Özellikle birçok çayın paketlenmeden önce yıkanmadığı bilinmektedir. Bu durum, çay kansere neden olan pestisitlerle püskürtülmüş ise, pestisit doğrudan içtiğimiz bardağa doluyor demektir. Yurtdışında bağımsız gelişmiş bazı laboratuarlarda yapılmış olan çay ile ilgili analizler şok edici sonuçlar bulmuşlardır.
Yakın çevremizde üretildiği bilinen bu markaların ülkemize dökme olarak kaçak giriş yapması muhtemeldir. Sözü edilen markalarda, bu şekilde kanserojen ve allerjen maddeler bulunmuş olduğu bilindiğine göre, ülkemize kaçak yollarla giren ve üretildiği yerlerden çok uzaklarda paketlenen, uzun süreli tüketimleri sonucunda sağlığımız üzerinde neden ve nasıl olduğunu anlayamadığımız olumsuz etkilere neden olması son derece muhtemeldir. İçilen her bir bardak çayın kanda yarılanma ömrü 24 saattir. Bu kadar uzun süre kanda kalan çayın vücuda olan etkileri de yüksek düzeyde gerçekleşir. İçilen çayın, çay yaprağından doğrudan elde edilip içilmesi durumunda sağlıklı bir koruyuculuk sağlar. Pestisitler, toksinler, yapay maddeler, ilave aromalar ve GDO`lar ile yüklü merdiven altı üretilen veya kaçak olarak adlandırılan çayların nasıl hastalık saçan bir içeceğe dönüştüğü bilinmelidir? dedi..
Kaçak Çay hastalık Yapıyor
Prof Yusuf Çelik, kaçak çay içenlerde bazı kronik hastalıklarda artış kaydedildiğine dikkat çekerek Bireylere kaçak, yerli çay içme ile hastalıkları arasında fark olup olmadığı bakıldığında yerli çay içenlerde hafif ve kronik hastalıklar toplamı %2.98 bulunurken, sadece kaçak çay içenlerde belirtilen hafif ve kronik hastalıklar toplamı çok daha yüksek oranda olup, %18.21 oranında bulundu. Bu araştırmanın en dikkat çekici bir sonucudur. Bu durum, doğal çayın tüm çalışmalarda hastalıklara karşı gösterilen koruyuculuğu ve tedavi edici özelliğinin kaçak çayda gözlenemediğinin bir sonucudur.

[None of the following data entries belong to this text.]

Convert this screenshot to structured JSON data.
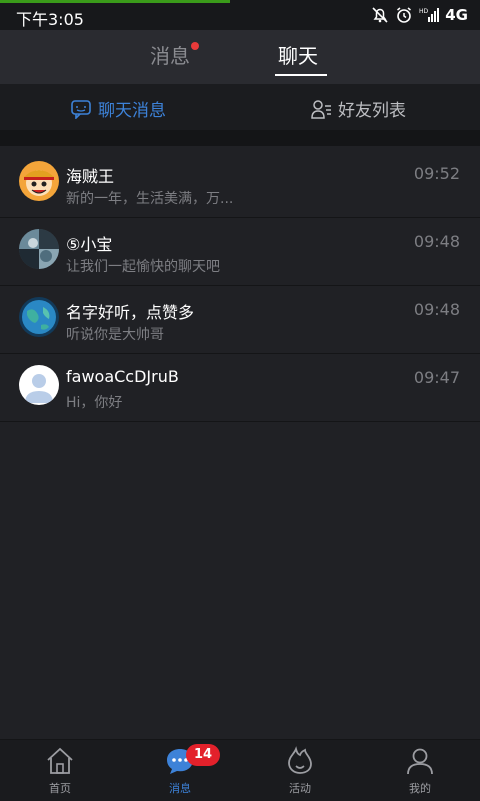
{
  "status_bar": {
    "time": "下午3:05",
    "network": "4G",
    "hd": "HD"
  },
  "top_tabs": [
    {
      "label": "消息",
      "active": false,
      "has_dot": true
    },
    {
      "label": "聊天",
      "active": true
    }
  ],
  "sub_tabs": [
    {
      "label": "聊天消息",
      "icon": "chat-message-icon",
      "active": true
    },
    {
      "label": "好友列表",
      "icon": "friend-list-icon",
      "active": false
    }
  ],
  "chats": [
    {
      "name": "海贼王",
      "preview": "新的一年，生活美满，万...",
      "time": "09:52",
      "avatar": "cartoon-avatar"
    },
    {
      "name": "⑤小宝",
      "preview": "让我们一起愉快的聊天吧",
      "time": "09:48",
      "avatar": "photo-avatar"
    },
    {
      "name": "名字好听，点赞多",
      "preview": "听说你是大帅哥",
      "time": "09:48",
      "avatar": "globe-avatar"
    },
    {
      "name": "fawoaCcDJruB",
      "preview": "Hi，你好",
      "time": "09:47",
      "avatar": "default-avatar"
    }
  ],
  "bottom_nav": [
    {
      "label": "首页",
      "icon": "home-icon",
      "active": false
    },
    {
      "label": "消息",
      "icon": "message-icon",
      "active": true,
      "badge": "14"
    },
    {
      "label": "活动",
      "icon": "activity-icon",
      "active": false
    },
    {
      "label": "我的",
      "icon": "profile-icon",
      "active": false
    }
  ],
  "colors": {
    "accent": "#3d82d8",
    "background": "#202125",
    "badge": "#e3212b",
    "progress": "#3a9b1a"
  }
}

Bölgede kaçak çay içenlere sorulan çay markaları yurt dışından ülkemize giren markalar veya kişilerin açıkta satın aldığı çaylardır..
Dünyada yapılan çalışmaların çoğunda çayın sağlıklı bir içecek olduğu bilgileri yayılırken, konuyla ilgili bölge insanlarına sorulan soruda alınan yanıt;kişilerin %70.7'sinin çayın sağlıklı olduğunu bilmediği veya zararlı olduğunu bildiğini söylemişlerdir. Bu araştırma ülkemiz Güneydoğu Anadolu bölgesinde tüketilen kaçak ve yerli siyah çay tüketimi ve etkileyen faktörleri bu kadar kapsamlı araştıran ilk akademik bir çalışma olduğu bilinmelidir.? Şeklinde sözlerini sürdürdü.
Çay Kur tanıtım tır'ında Karadeniz müziği eşliğinde çay içme yarışı düzenlendi. Dereceye girenlere Çay Kur Genel Müdürü İmdat Sütlüoğlu, Ticaret ve Sanayi Odası Başkanı Mehmet Ali Tutaşı ve Mardin Gazeteciler Cemiyeti Başkanı Mehmet Çelik tarafından, Çay Kur fabrikasında üretilen çaylardan oluşan birer paket hediye edildi.
Çay Kur etkinliklerine katılan Artuklu Belediye Başkanı Mehmet Emin Irmak, Mardin ve Rize'de karşılıklı olarak tanıtım günleri yapmayı hedeflediklerini söyledi.